Alleged Mercenaries Convicted in Coup Plot

Alleged Mercenaries Convicted in Coup Plot
By RODRIGO ANGUE NGEUMA MBA

The Associated Press
11/26/04 15:25 EST

MALABO, Equatorial Guinea (AP) – A court in Equatorial Guinea convicted
30 accused European and African mercenaries and opposition leaders on
Friday and sentenced them to prison for an alleged coup plot in the
oil-rich nation, but it waived the death penalty for two top figures.

The court’s rejection of death penalties requested by prosecutors
potentially strengthens Equatorial Guinea’s bid to extradite an
alleged financier of the plot: Mark Thatcher, son of the former
British Margaret Thatcher.

President Teodoro Obiang’s 25-year regime accuses Thatcher and other,
mostly British, financiers of commissioning scores of mercenaries
in a takeover plot in the isolated West African nation which is the
continent’s third-largest oil producer.

The financial backers intended to install an opposition figure as a
puppet leader, Equatorial Guinea claims. The alleged plot was exposed
by South African intelligence services in March, days before it was
to have been carried out, leading to the arrests of roughly 90 alleged
mercenaries in Equatorial Guinea and Zimbabwe.

On Friday, 21 shackled, handcuffed defendants listened in a
chandelier-hung courtroom converted from a conference center as
Judge Salvador Ondo Nkumu read out verdicts and prison sentences,
without elaboration.

South African arms dealer Nick du Toit, accused by prosecutors of
leading an advance team for the coup plot, was sentenced to 34 years
in prison despite Attorney General Jose Olo Obono’s repeated demands
for the death penalty.

Du Toit, a stooped, graying, sadly smiling man who like all the
defendants had lost scores of pounds since arrest in March, had
provided the bulk of prosecutors’ case – testifying to meetings with
Thatcher and others around Africa, and alleging detailed plans to
move men and materiel into place.

But Du Toit repudiated his testimony last week, saying he agreed
to a fake confession to try to save himself and his co-defendants,
after one defendant was tortured to death in Malabo’s notorious Black
Beach prison shortly after his arrest in March.
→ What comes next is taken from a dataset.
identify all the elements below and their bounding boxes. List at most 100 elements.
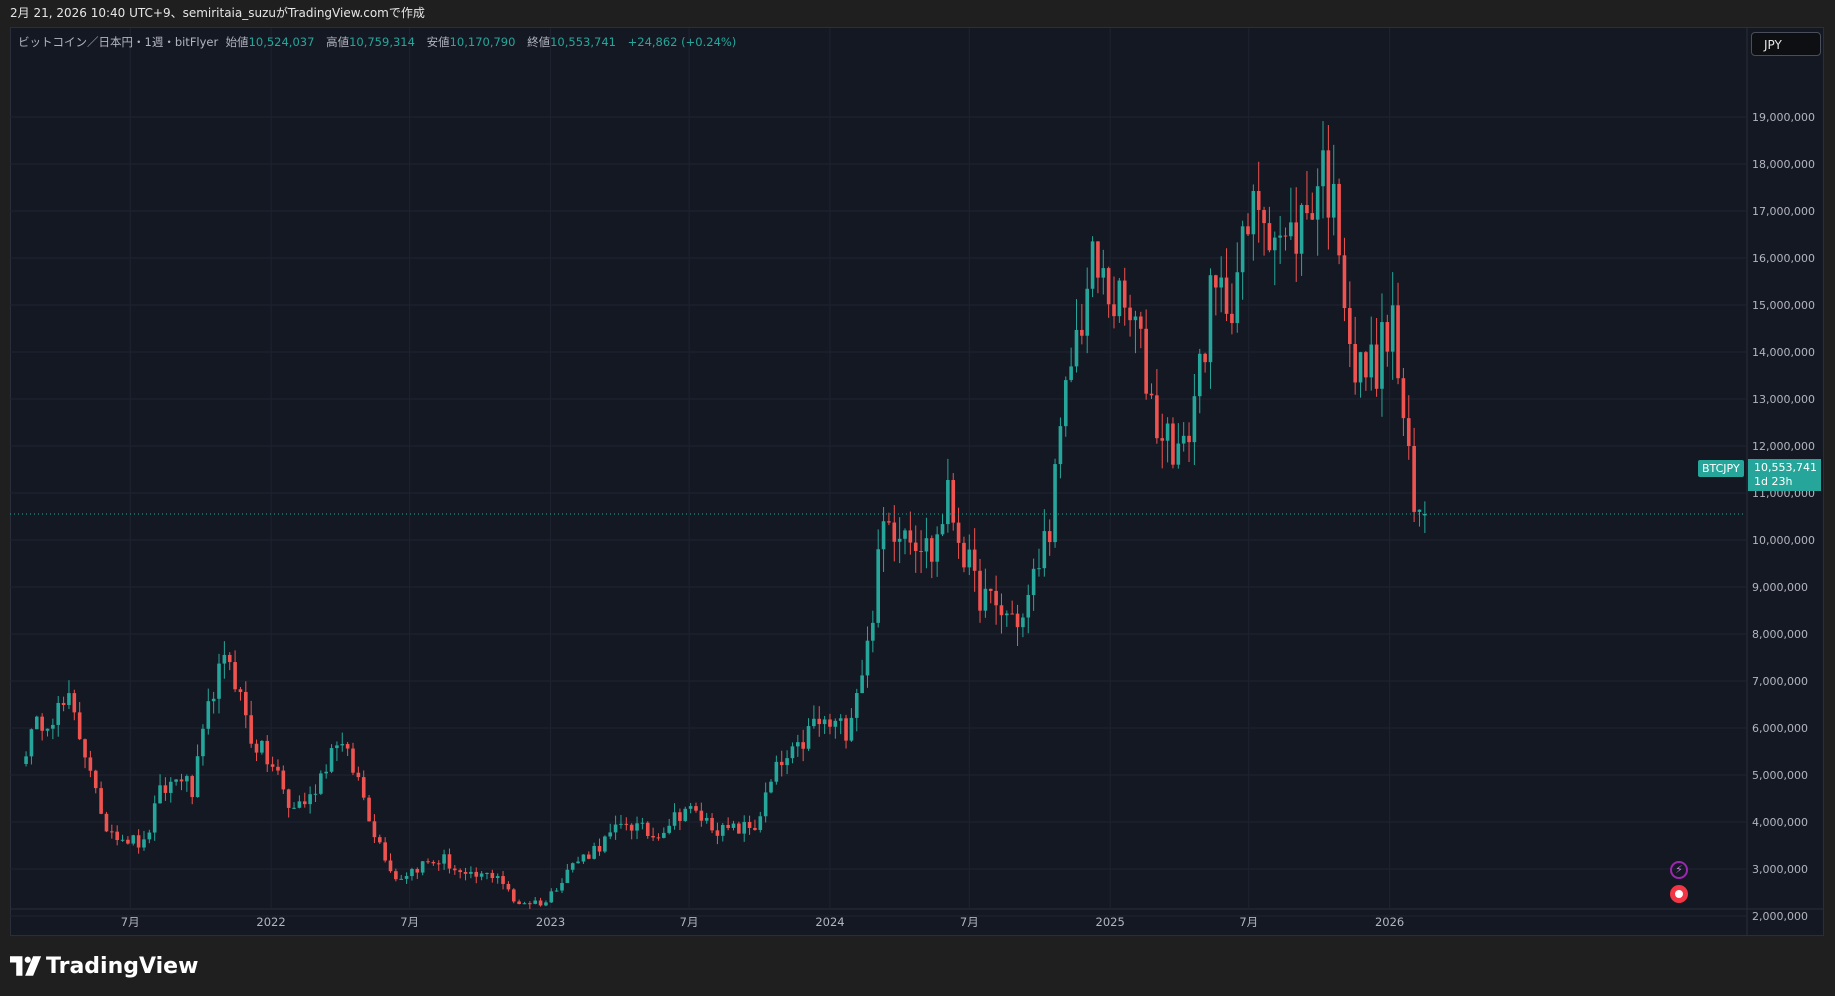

Equatorial Guinea says the man, a German, died of malaria. Rights
groups cite witness accounts of wounds from torture.

Du Toit’s sentence effectively means life in Black Beach – a tiny
penitentiary built on the black volcanic rocks between Obiang’s
Spanish-colonial palace and the gray Atlantic.

The court also sentenced Severo Moto, the opposition figure who
the coup plotters allegedly intended to install as president, to 63
years. Moto was the only other defendant facing the death penalty. He
is living in exile and was sentenced in absentia.

Eight other opposition figures, also living exile, were each sentenced
to 53 years.

Six other alleged South African mercenaries were sentenced to 17
years each; six Armenian pilots were sentenced to between 14- to 24
years each, and two Equatorial Guinea citizens were ordered jailed
for one to four months.

Six defendants – three Equatorial Guineans and three South Africans –
were acquitted.

Obiang’s regime, with one of the world’s worst human rights records,
is accused by the International Bar Association and others of routine
torture and extensive interference in the justice system. Obiang,
speaking to reporters in August, stated the defendants’ conviction
as a given.

The decision to spare du Toit the death penalty was seen at least
in part as a message to South Africa, where Thatcher, a 51-year-old
businessman, is now facing separate prosecution in connection with
the alleged plot.

South Africa opposes capital punishment and was unlikely to send
Thatcher to Equatorial Guinea if he risked the death penalty.